Grafana can be accessed via http://master02:3000 (default login admin/admin) where the following dashboards can be viewed:
-
Hadoop - Adapted from Wikimedia Dashboard https://grafana.wikimedia.org/dashboard/db/analytics-hadoop?orgId=1
-
HBase - Adapted from Bas Harenslak post https://blog.godatadriven.com/hbase-prometheus-monitoring
-
JVM - Grafana Dashboard - https://grafana.com/dashboards/3066
-
MySQL - Adapted from Wikimedia dasjboard - https://grafana.wikimedia.org/dashboard/db/mysql?orgId=1
-
Named Processes - Grafana Dashboard - https://grafana.com/dashboards/249
-
Node Exporter Full - Grafana Dashboard - https://grafana.com/dashboards/1860
-
Node Exporter Server Metrics - Grafana Dashboard - https://grafana.com/dashboards/405
-
Zookeeper - Adapted from Wikimedia dashboard - https://grafana.wikimedia.org/dashboard/db/zookeeper-old-graphite?refresh=5m&orgId=1
Grafana Dashboards are built using prometheus metrics collected by a number of exporters:
Node exporter - provides metrics about the state of each node
MySQL exporter - provides metrics for the mysql server
JMX exporter - exposes selected jmx metrics defined in:
- prometheus_hbase_jmx_config.yaml
- prometheus_hdfs_datanode_jmx_exporter.yaml
- prometheus_hdfs_namenode_jmx_exporter.yaml
- prometheus_hdfs_secondarynamenode_jmx_exporter.yaml
- prometheus_mapreduce_history_jmx_exporter.yaml
- prometheus_yarn_nodemanager_jmx_exporter.yaml
- prometheus_yarn_resourcemanager_jmx_exporter.yaml
Working out what metrics raw jmx can expose is shown in this example:
- https://github.com/devopsjedi/hadoop-docker-jmx_exporter/blob/master/hadoop-env.sh You can then use visualvm to attach to the demon and decide which metrics you need to expose in your jmx exporter yaml config file.
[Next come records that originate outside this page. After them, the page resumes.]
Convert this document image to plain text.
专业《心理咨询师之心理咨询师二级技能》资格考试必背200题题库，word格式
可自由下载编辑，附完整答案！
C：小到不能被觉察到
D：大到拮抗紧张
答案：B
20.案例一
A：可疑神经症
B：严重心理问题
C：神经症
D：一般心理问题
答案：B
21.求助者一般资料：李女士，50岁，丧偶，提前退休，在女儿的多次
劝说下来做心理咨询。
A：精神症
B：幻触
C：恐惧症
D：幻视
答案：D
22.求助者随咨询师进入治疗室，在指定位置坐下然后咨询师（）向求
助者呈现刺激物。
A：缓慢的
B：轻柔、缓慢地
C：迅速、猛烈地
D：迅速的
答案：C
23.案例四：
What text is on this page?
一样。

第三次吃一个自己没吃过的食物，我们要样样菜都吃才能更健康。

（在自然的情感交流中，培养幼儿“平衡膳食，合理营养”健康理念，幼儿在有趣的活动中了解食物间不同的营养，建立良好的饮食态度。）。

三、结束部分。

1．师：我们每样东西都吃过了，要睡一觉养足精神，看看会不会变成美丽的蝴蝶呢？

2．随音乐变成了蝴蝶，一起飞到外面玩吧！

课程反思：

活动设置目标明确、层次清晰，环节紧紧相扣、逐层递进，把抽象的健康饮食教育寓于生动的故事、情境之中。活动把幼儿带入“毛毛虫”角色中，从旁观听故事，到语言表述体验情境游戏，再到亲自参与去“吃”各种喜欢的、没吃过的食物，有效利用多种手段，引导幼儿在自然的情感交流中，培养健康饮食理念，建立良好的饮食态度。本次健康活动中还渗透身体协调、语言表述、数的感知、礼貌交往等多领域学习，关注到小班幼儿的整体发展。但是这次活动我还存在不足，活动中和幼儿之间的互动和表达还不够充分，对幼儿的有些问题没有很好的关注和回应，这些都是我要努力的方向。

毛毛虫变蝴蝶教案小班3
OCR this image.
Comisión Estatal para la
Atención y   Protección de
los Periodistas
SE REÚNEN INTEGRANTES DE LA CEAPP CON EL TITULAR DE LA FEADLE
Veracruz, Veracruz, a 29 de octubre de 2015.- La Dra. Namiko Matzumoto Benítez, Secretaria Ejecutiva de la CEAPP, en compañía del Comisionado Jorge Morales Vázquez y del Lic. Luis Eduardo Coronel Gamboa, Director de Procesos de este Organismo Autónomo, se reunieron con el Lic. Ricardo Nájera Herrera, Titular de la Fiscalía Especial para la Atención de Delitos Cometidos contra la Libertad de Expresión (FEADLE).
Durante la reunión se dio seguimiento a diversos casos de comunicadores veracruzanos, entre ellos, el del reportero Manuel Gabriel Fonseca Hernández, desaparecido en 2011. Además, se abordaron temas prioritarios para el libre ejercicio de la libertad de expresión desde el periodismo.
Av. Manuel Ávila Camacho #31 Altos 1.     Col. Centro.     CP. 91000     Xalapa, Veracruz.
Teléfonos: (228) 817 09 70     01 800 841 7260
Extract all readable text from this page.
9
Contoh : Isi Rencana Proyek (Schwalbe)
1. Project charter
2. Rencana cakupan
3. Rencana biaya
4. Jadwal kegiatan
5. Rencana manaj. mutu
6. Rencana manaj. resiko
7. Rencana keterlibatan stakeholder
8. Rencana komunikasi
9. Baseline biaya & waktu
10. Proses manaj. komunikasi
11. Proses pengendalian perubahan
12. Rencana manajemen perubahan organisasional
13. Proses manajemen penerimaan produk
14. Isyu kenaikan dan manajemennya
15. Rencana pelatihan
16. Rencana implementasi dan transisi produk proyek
For details on how the jmx exporter works with Hadoop see these examples from Wikimedia:
- Add jmx exporter to Wikimedia Hadoop (excluding Hive and Oozie) https://phabricator.wikimedia.org/T177458
- https://github.com/wikimedia/puppet/tree/production/modules/profile/files/hadoop
- https://gerrit.wikimedia.org/r/#/c/operations/puppet/+/403123/ Not forgetting the jmx exporter documentation https://github.com/prometheus/jmx_exporter
Process exporter - some components don't expose metrics via jmx so we need to use the process exporter to grab values from /proc
- livy
- solr
- huesupervisor
- hueserver
- sqoop
- oozie
- hiverserver2
There are a couple of documents that detail how to add additional metrics for spark which may be added at a future date
- http://rokroskar.github.io/monitoring-spark-on-hadoop-with-prometheus-and-grafana.html
- https://argus-sec.com/monitoring-spark-prometheus/
You can access the prometheus metrics by visiting http://master02:9091/graph and viweing which targets it collects from http://master02:9091/targets please review the docs at https://prometheus.io for more details about adding the collection of additional metrics or adding in alerting.
Once you have finished experimenting with the cluster please don't just turn off the power, you risk corrupting your data and possibly the sd card. So follow the procedure of running the shutdown scripts on master01 and master02, then running the poweroff command on each of the pis before turning the power off.
I hope you have fun setting up and playing with the code, I learned a tonne of stuff configuring it and I hope you do too. If you have any improvements then please send pull requests to github, any problems and I'll respond to issues on there too.